有一个人化成了盐柱。
那座城市就要毁了,你不能回头。这代表着从心里清除痕迹,开始新的生活,把黑暗还给黑暗,光明迎上光明。从山地走向平原,从此再没有存在的山,只有不是山的山。
也看到了两个人走向一座山,像是一首诗,没有地方可以搜到。
真想为一个人写一首诗
名字叫做他没有想
不是不去想而是没有想
想如空谷或如天空
没有盛满来不及有
只有荆棘山顶和祭台的刀影
既来之则安之
安着来来者安
天空没有飞鸟的痕迹
没有疑问所以不存在问
噢那里有一只羊
羝羊触藩
于是皆大欢喜
一开始你有自己的白天和黑夜,在睁眼闭眼之间,然后夜可以入昼,昼可以入夜。
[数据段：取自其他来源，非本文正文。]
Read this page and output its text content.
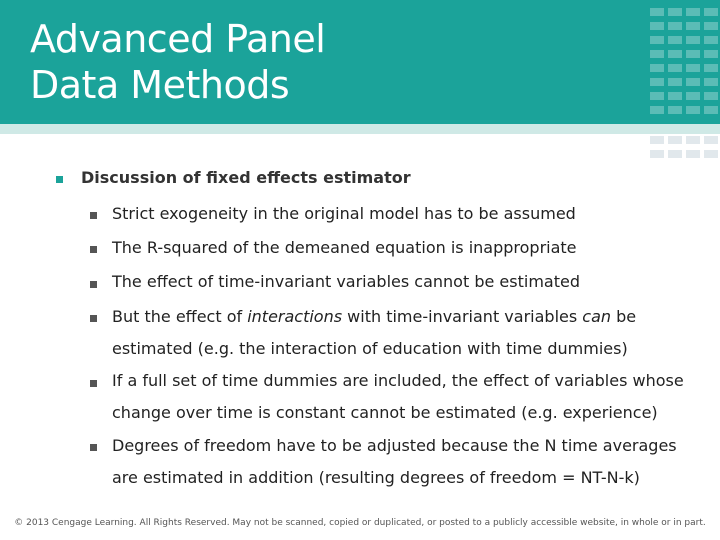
Advanced Panel
Data Methods
Discussion of fixed effects estimator
Strict exogeneity in the original model has to be assumed
The R-squared of the demeaned equation is inappropriate
The effect of time-invariant variables cannot be estimated
But the effect of interactions with time-invariant variables can be estimated (e.g. the interaction of education with time dummies)
If a full set of time dummies are included, the effect of variables whose change over time is constant cannot be estimated (e.g. experience)
Degrees of freedom have to be adjusted because the N time averages are estimated in addition (resulting degrees of freedom = NT-N-k)
© 2013 Cengage Learning. All Rights Reserved. May not be scanned, copied or duplicated, or posted to a publicly accessible website, in whole or in part.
夜推开了昼,昼包围了夜。我还有一把刀,三天三夜才会完成一次砍劈,用了七天竟然没有一个小时,没有走到小山村的面前,那时我只能呼唤你。
从没离开过的只有你。
“好了。”衣青衣打断了七把刀的幻象,“看看你的手掌。”
魔王第七把刀跳了起来,盯着自己的手掌,两个手掌心隐隐出现了一层金粉,虽然只是金粉的样子,但的确是金粉。
你知道速度吗?
这次七把刀没敢说知道也没敢说不知道,他只是在听,有点学乖了。
我们看到的世界是虚幻的,它并非真实,但是从意识中再次原模原样地复制出来,它又变成了真实;意识是真实的,这是唯一的确定,但依据于世界的幻影再次确定,它又继续虚幻了下去。
两道门合拢,真实和虚幻都在两可之间。第一次进去第二次进去第一次出来第二次出来第三次出来都不一样,只有自己是不变的或者说去感觉自己的那个自己是不变的又或者说能启示自己去感觉自己的那个自己才是真正不变的。
不是只有我有,每个人都完美地具备。
一句话你说了我就懂了,咱这是一句话的道理,一句话你说了我没有听懂,那么这是我的欠缺,仍然是痴人一个,只要是你说的我说的话都是立在那个启示者面前。
果然,没有执意等七把刀回答衣青衣就自己解答了提问,提问只是一个引子,说我要说了。
任何速度都是对空间之法的运用,诸如似快实慢、似慢实快、残影在前、残影在后等,这分为两种速度:眼睛的速度和心间的速度,可计算和不可计算,物质的或者意识的。
达到意识的控运,速度才会名正言顺。顾名思义,速度是穿越空间的经过,只是为了表明达到或者经过的时间,不管几层空间,静止的空间或者活动的空间,它才被正儿八经的提出来。
身体的速度是最慢的。如一把刀来,你看见了,也看到它不紧不慢有许多破绽,但你怎么也躲不开,这是身速跟不上眼速。
如果你不见,闭上眼睛,你感觉到了,意识之你就会在刀未到的时候将其打掉。
如前所言,是你能打得掉是你能有所行动,这不是纯粹的空想而是想符合了某种轨迹也符合了你的某些准备。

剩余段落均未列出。